Crypto news

23.06.2026
09:10

Bitcoin vs. AI: Where Will Wall Street Direct the Next Billion?

The world's largest financial institutions are divided on which asset will be the main beneficiary in the coming years. On one side is bitcoin, which BlackRock views as a hedge against macroeconomic risks, primarily those associated with the rising US national debt. On the other is the technology sector, and specifically artificial intelligence, which, according to JPMorgan's forecasts, will continue to attract record capital inflows.

Currently, bitcoin is consolidating near the $63,000 mark, significantly below its all-time high of $126,080 from October 2025. The main driver of the previous rally was the launch of the spot ETF by BlackRock, but the momentum has now faded. Institutional investors appear to have taken a pause.

Two Strategies: Protection vs. Growth

BlackRock's leadership links bitcoin's future to the escalation of the US budget crisis. The higher the risk of money printing and rising borrowing, the more capital will flow into "digital gold" as a hedge against the devaluation of fiat currencies. Meanwhile, JPMorgan CEO Jamie Dimon holds a fundamentally different position. He forecasts that global spending on technology will exceed $700 billion in 2026, and that this sector will become the epicenter of liquidity inflows.

The S&P 500 index has already surpassed the 7,600-point mark, with IT giants being the main drivers of this growth. Dimon compares the current market to a "tsunami" that is difficult to stop. At the same time, he remains a critic of bitcoin, previously calling it a fraud, although he acknowledges growing geopolitical risks.

Where is Capital Flowing?

Data from the analytical company NYDIG confirms the trend shift. Since May 7, the total outflow from spot bitcoin ETFs has amounted to $6.4 billion, with positive inflows recorded only twice during this period. Additionally, since May 22, stablecoin balances have decreased by $8 billion. These figures clearly demonstrate where institutional money is heading — into the AI sector, taking a share from traditional safe-haven instruments.

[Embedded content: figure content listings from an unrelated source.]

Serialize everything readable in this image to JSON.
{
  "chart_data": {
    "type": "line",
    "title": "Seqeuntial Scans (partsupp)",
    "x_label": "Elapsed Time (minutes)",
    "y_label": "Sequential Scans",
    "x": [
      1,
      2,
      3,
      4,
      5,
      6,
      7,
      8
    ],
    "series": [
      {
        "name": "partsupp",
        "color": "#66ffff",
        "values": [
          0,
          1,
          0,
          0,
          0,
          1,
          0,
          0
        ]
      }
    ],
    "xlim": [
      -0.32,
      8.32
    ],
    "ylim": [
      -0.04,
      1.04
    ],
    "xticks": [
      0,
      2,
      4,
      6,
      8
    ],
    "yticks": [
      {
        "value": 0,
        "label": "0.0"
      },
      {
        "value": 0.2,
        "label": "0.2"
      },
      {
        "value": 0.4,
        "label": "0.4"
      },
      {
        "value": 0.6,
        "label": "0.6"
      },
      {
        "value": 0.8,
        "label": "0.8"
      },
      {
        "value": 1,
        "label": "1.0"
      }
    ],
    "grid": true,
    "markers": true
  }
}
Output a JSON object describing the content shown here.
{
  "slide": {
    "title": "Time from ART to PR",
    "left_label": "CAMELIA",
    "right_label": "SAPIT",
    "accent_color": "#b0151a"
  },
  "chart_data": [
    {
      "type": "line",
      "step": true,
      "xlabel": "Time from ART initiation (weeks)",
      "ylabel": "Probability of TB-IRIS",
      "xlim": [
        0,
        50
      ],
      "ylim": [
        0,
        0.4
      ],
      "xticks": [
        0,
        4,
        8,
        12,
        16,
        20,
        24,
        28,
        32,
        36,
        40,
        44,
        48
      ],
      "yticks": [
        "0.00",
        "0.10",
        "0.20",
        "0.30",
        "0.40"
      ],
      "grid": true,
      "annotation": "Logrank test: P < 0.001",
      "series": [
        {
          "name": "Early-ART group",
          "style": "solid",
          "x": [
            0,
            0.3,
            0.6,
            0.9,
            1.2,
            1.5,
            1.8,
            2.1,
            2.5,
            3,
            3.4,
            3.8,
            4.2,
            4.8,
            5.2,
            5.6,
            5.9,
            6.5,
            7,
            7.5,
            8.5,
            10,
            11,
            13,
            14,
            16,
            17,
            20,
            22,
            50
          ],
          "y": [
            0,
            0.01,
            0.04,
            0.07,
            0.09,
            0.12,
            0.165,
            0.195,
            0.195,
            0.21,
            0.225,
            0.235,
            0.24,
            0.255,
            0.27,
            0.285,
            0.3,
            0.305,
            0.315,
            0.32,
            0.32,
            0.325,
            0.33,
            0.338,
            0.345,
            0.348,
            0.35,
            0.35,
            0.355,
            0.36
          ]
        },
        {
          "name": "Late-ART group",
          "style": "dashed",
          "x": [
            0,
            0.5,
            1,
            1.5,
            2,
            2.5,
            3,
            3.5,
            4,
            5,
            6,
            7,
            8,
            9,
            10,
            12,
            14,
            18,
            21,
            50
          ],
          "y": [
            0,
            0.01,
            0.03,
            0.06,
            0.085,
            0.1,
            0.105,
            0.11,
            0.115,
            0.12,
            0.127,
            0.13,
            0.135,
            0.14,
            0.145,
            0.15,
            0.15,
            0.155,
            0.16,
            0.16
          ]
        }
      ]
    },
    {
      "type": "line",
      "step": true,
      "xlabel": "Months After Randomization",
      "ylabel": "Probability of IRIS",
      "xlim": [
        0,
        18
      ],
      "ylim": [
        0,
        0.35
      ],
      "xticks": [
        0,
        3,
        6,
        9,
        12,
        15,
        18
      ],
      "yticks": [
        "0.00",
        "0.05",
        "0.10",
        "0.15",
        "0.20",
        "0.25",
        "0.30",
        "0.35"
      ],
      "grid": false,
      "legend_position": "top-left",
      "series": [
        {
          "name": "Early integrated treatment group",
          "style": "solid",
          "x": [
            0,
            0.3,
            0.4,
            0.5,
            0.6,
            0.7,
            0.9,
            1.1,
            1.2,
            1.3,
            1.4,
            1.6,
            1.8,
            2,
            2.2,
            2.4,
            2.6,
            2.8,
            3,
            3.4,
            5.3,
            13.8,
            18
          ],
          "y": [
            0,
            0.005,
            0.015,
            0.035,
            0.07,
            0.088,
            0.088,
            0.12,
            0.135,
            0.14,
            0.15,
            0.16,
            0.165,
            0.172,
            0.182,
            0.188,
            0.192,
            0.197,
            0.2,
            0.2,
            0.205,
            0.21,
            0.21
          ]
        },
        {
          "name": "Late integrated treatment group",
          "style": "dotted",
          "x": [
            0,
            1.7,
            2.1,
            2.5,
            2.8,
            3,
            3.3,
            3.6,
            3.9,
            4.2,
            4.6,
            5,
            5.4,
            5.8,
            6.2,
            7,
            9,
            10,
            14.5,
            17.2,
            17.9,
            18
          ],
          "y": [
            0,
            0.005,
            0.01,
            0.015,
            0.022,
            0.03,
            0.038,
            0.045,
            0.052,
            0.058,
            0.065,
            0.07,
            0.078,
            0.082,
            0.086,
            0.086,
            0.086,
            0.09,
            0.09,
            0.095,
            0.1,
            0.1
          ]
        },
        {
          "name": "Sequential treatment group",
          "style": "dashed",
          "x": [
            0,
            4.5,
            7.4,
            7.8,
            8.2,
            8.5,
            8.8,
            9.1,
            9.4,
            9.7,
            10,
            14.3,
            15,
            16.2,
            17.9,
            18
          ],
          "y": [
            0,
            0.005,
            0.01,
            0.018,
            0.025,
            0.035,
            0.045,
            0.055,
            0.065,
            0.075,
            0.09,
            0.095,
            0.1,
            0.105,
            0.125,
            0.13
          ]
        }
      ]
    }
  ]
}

The traditional summer lull in the crypto market coincides with preparations for important political events in the US. While the main liquidity continues to fuel the technology sector, bitcoin remains waiting for a trigger. If the debate over the budget deficit intensifies, the cryptocurrency could receive a powerful stimulus for growth. Until then, free capital will continue to support the AI sector.

My opinion: The market is at a bifurcation point. If the macroeconomic backdrop deteriorates, bitcoin could sharply outperform technology assets. However, under current conditions, investors prefer a "growth story" over a "protection story." Keep an eye on the dynamics of the US national debt — it is a key indicator for the next reversal.